Use the capture~ data to re-build a signal, synthesis??
Hi everyone! I'm trying to re-build a signal to audio from the data that I have from capture~ from audio signals, it's possible to take a signal, get data by capture~ and then rebuild it to audio??
All the best,
Hugo
You would need to save the [capture~] contents as a .txt file and then find some way of [peek~]-ing those sample values into a buffer. Using [coll] would be one way, but you'd need to format the raw .txt file correctly to get that to work. I think the Lobjects contain a list-to-coll object which might do what you need. Think it's called [ltocoll].
Thank you very much! Is there any data size limitation with the [capture~] object? Because I was trying to catch very large number of samples writing it at the object's argument but it seems like it has some limit...
capture~ stores as much as your computer will allow, but its window won't show all the data. You'd need to open the saved contents in a text editor to see it all. If you are using coll for this then you will have to think of a smart way to do - seperating the data into chunks and so on - otherwise you'll find your computer hangs for about half an hour.

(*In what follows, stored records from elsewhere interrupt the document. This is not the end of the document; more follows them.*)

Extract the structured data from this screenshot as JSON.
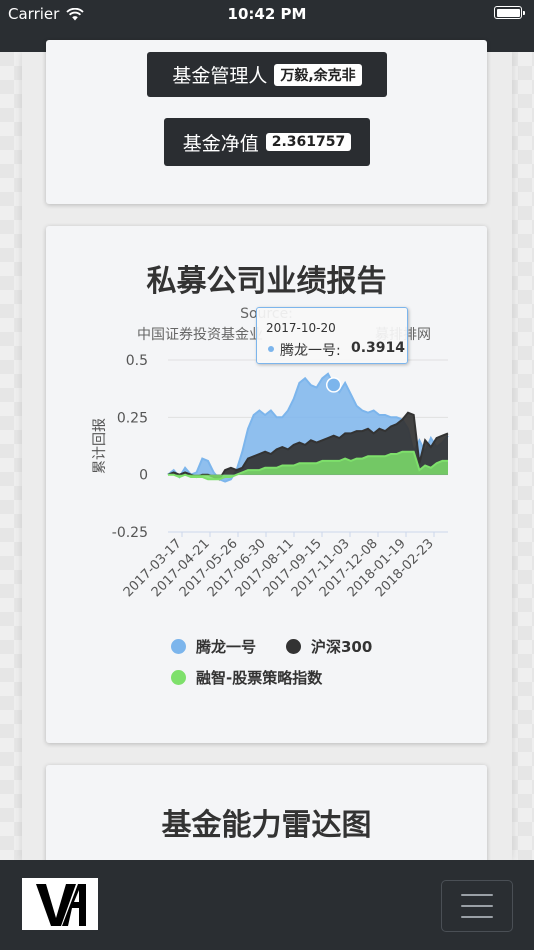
{
  "status_bar": {
    "carrier": "Carrier",
    "time": "10:42 PM"
  },
  "fund_info": {
    "manager_label": "基金管理人",
    "manager_value": "万毅,余克非",
    "nav_label": "基金净值",
    "nav_value": "2.361757"
  },
  "performance": {
    "title": "私募公司业绩报告",
    "source_line": "Source:",
    "subtitle": "中国证券投资基金业",
    "subtitle_tail": "募排排网",
    "tooltip": {
      "date": "2017-10-20",
      "series": "腾龙一号:",
      "value": "0.3914"
    }
  },
  "radar": {
    "title": "基金能力雷达图"
  },
  "colors": {
    "tenglong": "#7cb5ec",
    "hs300": "#333333",
    "rongzhi": "#7ee06b",
    "dark_bar": "#2a2e32"
  },
  "icons": {
    "wifi": "wifi-icon",
    "battery": "battery-icon",
    "menu": "hamburger-menu-icon",
    "logo": "va-logo"
  },
  "chart_data": {
    "type": "area",
    "title": "私募公司业绩报告",
    "ylabel": "累计回报",
    "xlabel": "",
    "ylim": [
      -0.25,
      0.5
    ],
    "y_ticks": [
      "0.5",
      "0.25",
      "0",
      "-0.25"
    ],
    "y_tick_values": [
      0.5,
      0.25,
      0,
      -0.25
    ],
    "x_ticks": [
      "2017-03-17",
      "2017-04-21",
      "2017-05-26",
      "2017-06-30",
      "2017-08-11",
      "2017-09-15",
      "2017-11-03",
      "2017-12-08",
      "2018-01-19",
      "2018-02-23"
    ],
    "grid": true,
    "legend_position": "bottom",
    "series": [
      {
        "name": "腾龙一号",
        "color": "#7cb5ec",
        "values": [
          0.0,
          0.02,
          -0.01,
          0.03,
          0.0,
          0.01,
          0.07,
          0.06,
          0.01,
          -0.02,
          -0.03,
          -0.02,
          0.02,
          0.1,
          0.2,
          0.26,
          0.28,
          0.26,
          0.28,
          0.25,
          0.25,
          0.28,
          0.33,
          0.4,
          0.42,
          0.39,
          0.38,
          0.42,
          0.44,
          0.3914,
          0.36,
          0.4,
          0.35,
          0.3,
          0.28,
          0.27,
          0.28,
          0.26,
          0.26,
          0.25,
          0.25,
          0.24,
          0.2,
          0.1,
          0.15,
          0.1,
          0.16,
          0.12,
          0.14,
          0.17
        ]
      },
      {
        "name": "沪深300",
        "color": "#333333",
        "values": [
          0.0,
          0.01,
          0.0,
          0.01,
          0.0,
          -0.01,
          0.0,
          0.0,
          -0.01,
          -0.02,
          0.02,
          0.03,
          0.02,
          0.03,
          0.07,
          0.08,
          0.09,
          0.1,
          0.09,
          0.11,
          0.12,
          0.11,
          0.13,
          0.14,
          0.13,
          0.15,
          0.14,
          0.15,
          0.16,
          0.17,
          0.16,
          0.18,
          0.18,
          0.19,
          0.19,
          0.2,
          0.18,
          0.2,
          0.19,
          0.21,
          0.22,
          0.24,
          0.27,
          0.26,
          0.05,
          0.15,
          0.12,
          0.16,
          0.17,
          0.18
        ]
      },
      {
        "name": "融智-股票策略指数",
        "color": "#7ee06b",
        "values": [
          0.0,
          0.0,
          -0.01,
          0.0,
          -0.01,
          -0.01,
          -0.01,
          -0.02,
          -0.02,
          -0.02,
          -0.01,
          -0.01,
          0.0,
          0.01,
          0.02,
          0.02,
          0.02,
          0.03,
          0.03,
          0.03,
          0.04,
          0.04,
          0.04,
          0.05,
          0.05,
          0.05,
          0.05,
          0.06,
          0.06,
          0.06,
          0.06,
          0.07,
          0.06,
          0.07,
          0.07,
          0.08,
          0.08,
          0.08,
          0.08,
          0.09,
          0.09,
          0.1,
          0.1,
          0.1,
          0.02,
          0.04,
          0.03,
          0.05,
          0.06,
          0.06
        ]
      }
    ],
    "highlight": {
      "series": "腾龙一号",
      "date": "2017-10-20",
      "value": 0.3914
    }
  }
}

The CNMAT sdif objects might be of some use to you, since they are designed to work with large amounts of data.
The capture~ object get amplitude values for each sample of a signal? Of what depends my computer capacity for storing capture~ data? I was trying to catch 1 minute of signal at 96 kHz sampling rate, then I opened the file into a text editor, but there was like 88000 values, I hoped to be at least 5.7 million, It's what I'm saying possible to capture all that information with this object? Or better with CNMAT objects that you recommend?
capture~ claims only to be limited by computer memory and the initialization argument. So, if [capture~ 5760000] isn't writing all your samples to a file, it's arguably a bug and you can file a bug report.
However, why not just record your audio with a buffer~ and write it to a file, or use sfrecord~. These objects are built for saving audio to disk. Capture~'s raison d'être is more for a quick look at a an audio stream for patch debugging purposes.
If you can determine where capture~'s limits are, you could probably build a chain of them and use something like selector~ to fill each one up in turn. But that seems very Rube Goldbergish/Heath Robinsonish compared to sfrecord~.
Just have a look at the sdif objects that come in the CNMAT package: sdiftuples and sdifbuffer might be able to be re-purposed to suit your needs.
I'm not sure what they are though: do you want to edit individual samples as text? There may be better ways to achieve what you're after (such as using sfrecord~ as Peter suggests).
I had to google Rube Goldberg and Heath Robinson; I expected to discover some overlooked computer music icons, and was pleasantly surprised!
Thanks Peter Castine and goodparleyandorfing, what I'm trying to do is to reduce an audio signal to numbers and analyze some data, large amounts of data and manage them in smaller size than WAV and AIFF formats, but then can re-build the signal from these numbers and have if it's possible the lossless signal.